HELP!! Problem with cloning (self-ligated vector) (trying since 4 months (View forum version)


Posted 12 May 2014 - 12:28 AM

Hey Guys,

I've been having problems with cloning since 4 months now, the vector seems to self-ligate with itself for some reason without taking in the insert tried different res sites and different vectors but the problem is still not solved. I've given here the steps that I followed.


·         Insert (5.8kb) and Vector (3.5kb, pSL119)

·         Plasmid isolation (using Qiagen mini prep)

·         Phusion PCR amplification of Insert from plasmid using non phosphorylated primers to add                res sites to ends (7bp overhangs).

·         Gel extraction of the fragment (Using Thermo scientific gel ext kit)

·         Restriction of the Fragment using Nco1 and BamH1 (Fast Digest, Thermo Scientific ) (should            produce phosphorylated cohesive ends) also tried with (Sal1 and BamH1)

·         Reaction Purification (using Qiagen Reaction purification Kit)


·         Vector Dephosporylated using Fast AP


·         (Thinking of using kinase on the insert now, haven’t done it yet)


·         Overnight Ligation using T4 DNA Ligase (1:5, Vector:Insert) (also tried 1:2, 1:3, 3:1, 2:1)


·         Reaction 1: Vector=20ng; Insert: 100ng


           Reaction 2: Vector=100ng; Insert=500ng


·         Produces several colonies and all the colonies have self-ligated vector and no insert (colony PCR analysis and analysis by restriction digestion)


Getting really frustrated with this hope you guys can help.

Thank you


Posted 12 May 2014 - 12:45 AM

That is a large insert to be putting in a relatively small vector - this may be causing your problems in part.


You say you have 7 bp overhangs - how big is this before the restriction site starts - you need at least 3 bp and preferably 6 bp 5' of the restriction site to ensure that it will cut efficiently.


You shouldn't need to get extract the insert - just a PCR purification should be fine.  If you are worried about template coming through (e.g. if you used a plasmid as template) then Dpn1 digest the reaction, this should cut the methylated plasmid, but not the unmethylated PCR product.


I don't think your ends are compatible (I didn't check - but you should), so you don't need to dephosphorylate the vector.  Alkaline phosphatases often cause more problems than they solve, so avoid them if you can!  Also check that your digests are working by doing single digests on plasmid.


Your insert:vector ratios should be based on MOLAR ratios, not ng amounts.  Use the following formula:  ng insert = ratio x (insert bp/vector bp) x ng vector.  Where ratio is an integer e.g. 3 for a 3:1 insert:vector ratio.  Note that you may be better off using 1:3 (insert:vector) as your insert is much larger than your vector.  Try a range of ratios.


Posted 12 May 2014 - 09:20 AM

I agree with bob1's points above.

You don't need overnight ligations. If they are going to work, they will work in 5-30 minutes.

Please show us the 5' primer extensions you are using in your PCR.

You can test your insert ligation ability by taking your purified PCR product, cutting with ONE of the two renzymes, ligating (with only the insert fragment), and running the result on a gel. You should see a double length fragment. Do this for both enzymes, and verify that your insert can be ligated.
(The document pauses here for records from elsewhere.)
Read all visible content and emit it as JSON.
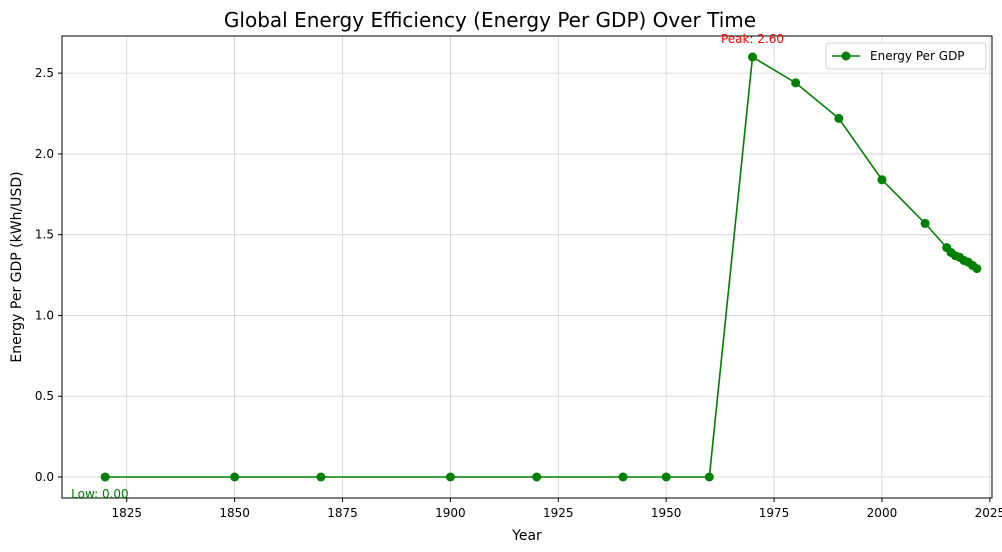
{
  "chart_data": {
    "type": "line",
    "title": "Global Energy Efficiency (Energy Per GDP) Over Time",
    "xlabel": "Year",
    "ylabel": "Energy Per GDP (kWh/USD)",
    "xlim": [
      1810,
      2025.5
    ],
    "ylim": [
      -0.13,
      2.73
    ],
    "xticks": [
      1825,
      1850,
      1875,
      1900,
      1925,
      1950,
      1975,
      2000,
      2025
    ],
    "yticks": [
      0.0,
      0.5,
      1.0,
      1.5,
      2.0,
      2.5
    ],
    "xtick_labels": [
      "1825",
      "1850",
      "1875",
      "1900",
      "1925",
      "1950",
      "1975",
      "2000",
      "2025"
    ],
    "ytick_labels": [
      "0.0",
      "0.5",
      "1.0",
      "1.5",
      "2.0",
      "2.5"
    ],
    "grid": true,
    "legend_position": "top-right",
    "series": [
      {
        "name": "Energy Per GDP",
        "color": "#008000",
        "marker": "circle",
        "x": [
          1820,
          1850,
          1870,
          1900,
          1920,
          1940,
          1950,
          1960,
          1970,
          1980,
          1990,
          2000,
          2010,
          2015,
          2016,
          2017,
          2018,
          2019,
          2020,
          2021,
          2022
        ],
        "y": [
          0.0,
          0.0,
          0.0,
          0.0,
          0.0,
          0.0,
          0.0,
          0.0,
          2.6,
          2.44,
          2.22,
          1.84,
          1.57,
          1.42,
          1.39,
          1.37,
          1.36,
          1.34,
          1.33,
          1.31,
          1.29
        ]
      }
    ],
    "annotations": [
      {
        "name": "peak",
        "text": "Peak: 2.60",
        "x": 1970,
        "y": 2.6,
        "color": "#ff0000"
      },
      {
        "name": "low",
        "text": "Low: 0.00",
        "x": 1820,
        "y": 0.0,
        "color": "#008000"
      }
    ]
  }
}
Test your vector digestion by looking for linearization with each of the two enzymes separately, which will verify that you can cut the vector with both enzymes.

Are the cut sites on your vector sufficiently far apart?


Posted 13 May 2014 - 02:39 AM


thank you for the tips.


I just checked, I have nearly 14bp on the either side from the start of the restriction site on the primers 

The cut sites on the vector are 38bp apart 

I have used molar rations to calculate the ligation mix, I had given the ng to show how much of dna there was in each reaction.

I did not dephosporylate the vector previously, but did this now because the vector was self-ligating for some reason (ends are not compatible).


I think the problem could be with improper restriction , will have to check this on the new vector and look for linearization.

also must check with single site ligation


Posted 13 May 2014 - 12:55 PM

The amounts you gave in your first post are not molar ratios!  they are ng ratios.  Follow the formula and you will see that for 20 ng vector a 1:5 ratio would require you to use 166 ng insert... insert ng =5 x (5.8/3.5) x 20.



However, it does sound like you are having problems with digestion - definitely check that it is working properly for both insert and vector.